Sistem pengetahuan yang telah dikembangkan oleh masyarakat bercocok tanam selain telah menciptakan alat-alat pertanian, juga telah melahirkan koneksi antara kehidupan manusia dengan musim dan waktu. Penamaan waktu dalam tradisi Sunda sangat erat kaitannya dengan kebiasaan mereka, sebagai contoh wanci pecat sawed lahir sebagai bagian dari aktivitas pertanian tradisional, antara pukul 10-11 para petani sudah membuka alat pembajaknya, menyiapkan diri untuk beristirahat.
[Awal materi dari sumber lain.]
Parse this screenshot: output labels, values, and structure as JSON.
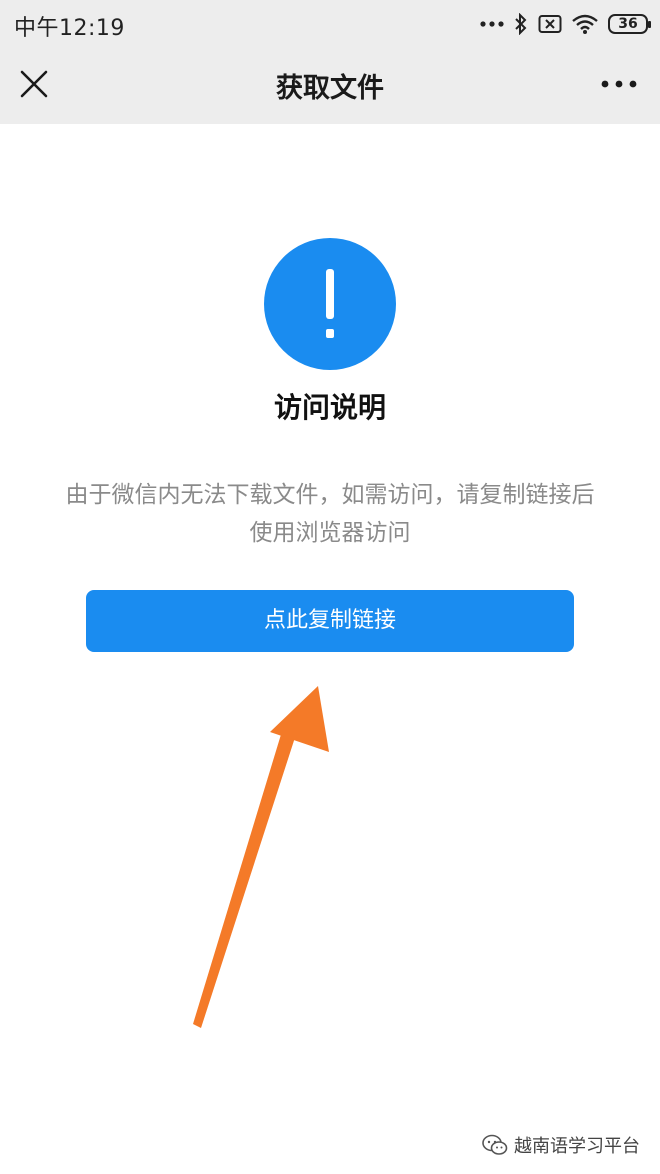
{
  "status_bar": {
    "time": "中午12:19",
    "battery": "36",
    "icons": [
      "more-dots-icon",
      "bluetooth-icon",
      "no-sim-icon",
      "wifi-icon",
      "battery-icon"
    ]
  },
  "nav": {
    "title": "获取文件",
    "close_icon": "close-icon",
    "more_icon": "more-icon"
  },
  "main": {
    "alert_icon": "exclamation-circle-icon",
    "alert_color": "#1a8cf0",
    "heading": "访问说明",
    "description_line1": "由于微信内无法下载文件，如需访问，请复制链接后",
    "description_line2": "使用浏览器访问",
    "button_label": "点此复制链接",
    "button_color": "#1a8cf0"
  },
  "annotation": {
    "arrow_icon": "pointer-arrow-icon",
    "arrow_color": "#f47a28"
  },
  "watermark": {
    "icon": "wechat-icon",
    "text": "越南语学习平台"
  }
}
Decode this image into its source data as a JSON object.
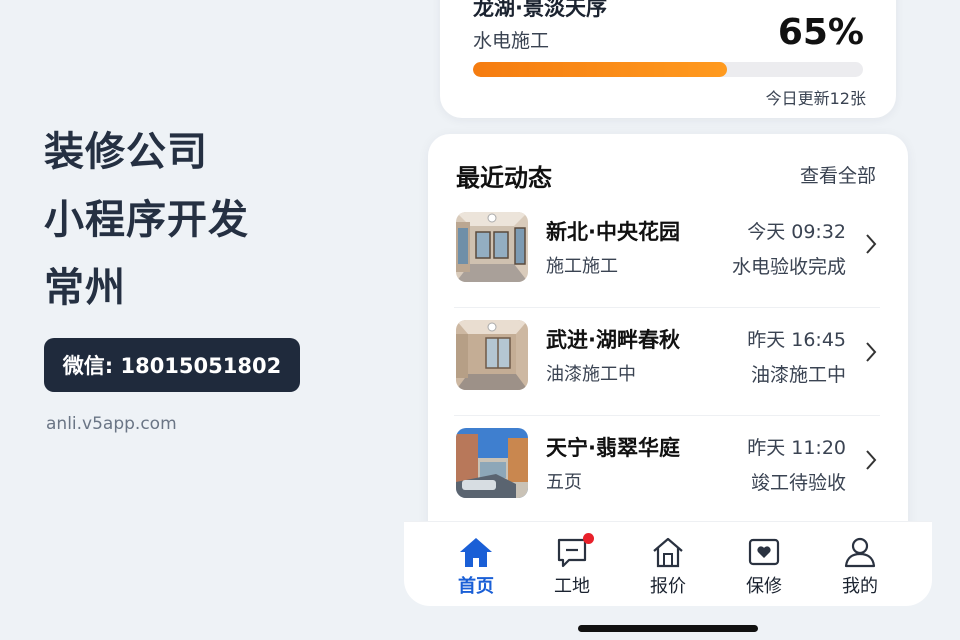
{
  "promo": {
    "lines": [
      "装修公司",
      "小程序开发",
      "常州"
    ],
    "wechat": "微信: 18015051802",
    "site": "anli.v5app.com"
  },
  "progress_card": {
    "project": "龙湖·景淡天序",
    "stage": "水电施工",
    "percent_label": "65%",
    "percent": 65,
    "updated": "今日更新12张",
    "bar_color": "#f57c10"
  },
  "feed": {
    "title": "最近动态",
    "more": "查看全部",
    "items": [
      {
        "name": "新北·中央花园",
        "sub": "施工施工",
        "time": "今天 09:32",
        "status": "水电验收完成"
      },
      {
        "name": "武进·湖畔春秋",
        "sub": "油漆施工中",
        "time": "昨天 16:45",
        "status": "油漆施工中"
      },
      {
        "name": "天宁·翡翠华庭",
        "sub": "五页",
        "time": "昨天 11:20",
        "status": "竣工待验收"
      }
    ]
  },
  "tabbar": {
    "active_color": "#1a5fd6",
    "items": [
      {
        "label": "首页",
        "icon": "home-icon",
        "active": true
      },
      {
        "label": "工地",
        "icon": "site-message-icon",
        "badge": true
      },
      {
        "label": "报价",
        "icon": "quote-house-icon"
      },
      {
        "label": "保修",
        "icon": "warranty-heart-icon"
      },
      {
        "label": "我的",
        "icon": "profile-icon"
      }
    ]
  }
}
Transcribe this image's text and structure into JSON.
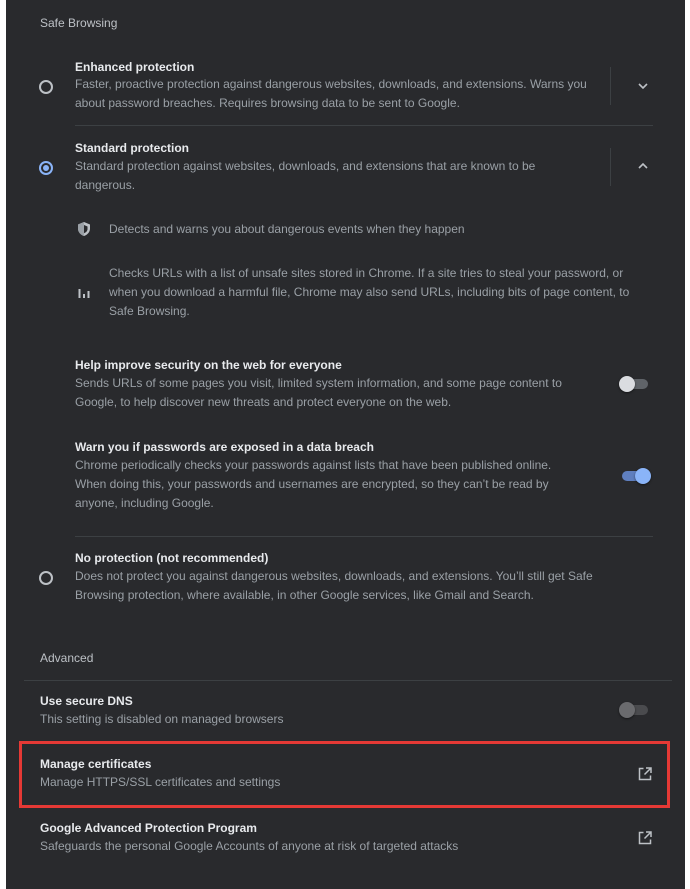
{
  "safe_browsing": {
    "header": "Safe Browsing",
    "enhanced": {
      "title": "Enhanced protection",
      "desc": "Faster, proactive protection against dangerous websites, downloads, and extensions. Warns you about password breaches. Requires browsing data to be sent to Google."
    },
    "standard": {
      "title": "Standard protection",
      "desc": "Standard protection against websites, downloads, and extensions that are known to be dangerous.",
      "bullets": [
        "Detects and warns you about dangerous events when they happen",
        "Checks URLs with a list of unsafe sites stored in Chrome. If a site tries to steal your password, or when you download a harmful file, Chrome may also send URLs, including bits of page content, to Safe Browsing."
      ],
      "help_improve": {
        "title": "Help improve security on the web for everyone",
        "desc": "Sends URLs of some pages you visit, limited system information, and some page content to Google, to help discover new threats and protect everyone on the web.",
        "enabled": false
      },
      "warn_passwords": {
        "title": "Warn you if passwords are exposed in a data breach",
        "desc": "Chrome periodically checks your passwords against lists that have been published online. When doing this, your passwords and usernames are encrypted, so they can’t be read by anyone, including Google.",
        "enabled": true
      }
    },
    "none": {
      "title": "No protection (not recommended)",
      "desc": "Does not protect you against dangerous websites, downloads, and extensions. You’ll still get Safe Browsing protection, where available, in other Google services, like Gmail and Search."
    },
    "selected": "standard"
  },
  "advanced": {
    "header": "Advanced",
    "secure_dns": {
      "title": "Use secure DNS",
      "desc": "This setting is disabled on managed browsers",
      "enabled": false
    },
    "manage_certificates": {
      "title": "Manage certificates",
      "desc": "Manage HTTPS/SSL certificates and settings"
    },
    "gapp": {
      "title": "Google Advanced Protection Program",
      "desc": "Safeguards the personal Google Accounts of anyone at risk of targeted attacks"
    }
  },
  "colors": {
    "background": "#292a2d",
    "accent": "#8ab4f8",
    "highlight": "#e53935"
  },
  "icons": {
    "shield": "shield-icon",
    "chart": "bar-chart-icon",
    "chevron_down": "chevron-down-icon",
    "chevron_up": "chevron-up-icon",
    "external": "open-in-new-icon"
  }
}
Kebiasaan leluhur tersebut tentu saja terus dilestarikan oleh generasi setelahnya. Orang Sunda tidak akan berani melanggar waktu yang telah ditentukan. Jika sampai wanci lingsir ngulon (saat matahari telah bergeser ke sebelah barat) masih ada petani membajak sawah, dia dipandang telah melanggar aturan (pamali). Pelanggaran terhadap kata “pamali” berarti siap menerima konsekwensi dan akibatnya.

Berbagai peralatan telah diciptakan oleh masyarakat Sukabumi yang memegang teguh tradisi Sunda. Sistem pertanian yang dikembangkan mengharuskan masyarakat tradisional berpikir keras alat-alat dan keperluan yang harus disiapkan saat mengawali masa bercocok tanam, pertengahan musim, dan sebelum musim panen. Pengetahuan mereka tentang skema iklim dan cuaca, hitungan terhadap masa bercocok tanam, dan pantangan-pantangan yang harus dihindari selama proses bercocok tanam menjadi pengetahuan yang mereka miliki, dan memiliki kekhasan.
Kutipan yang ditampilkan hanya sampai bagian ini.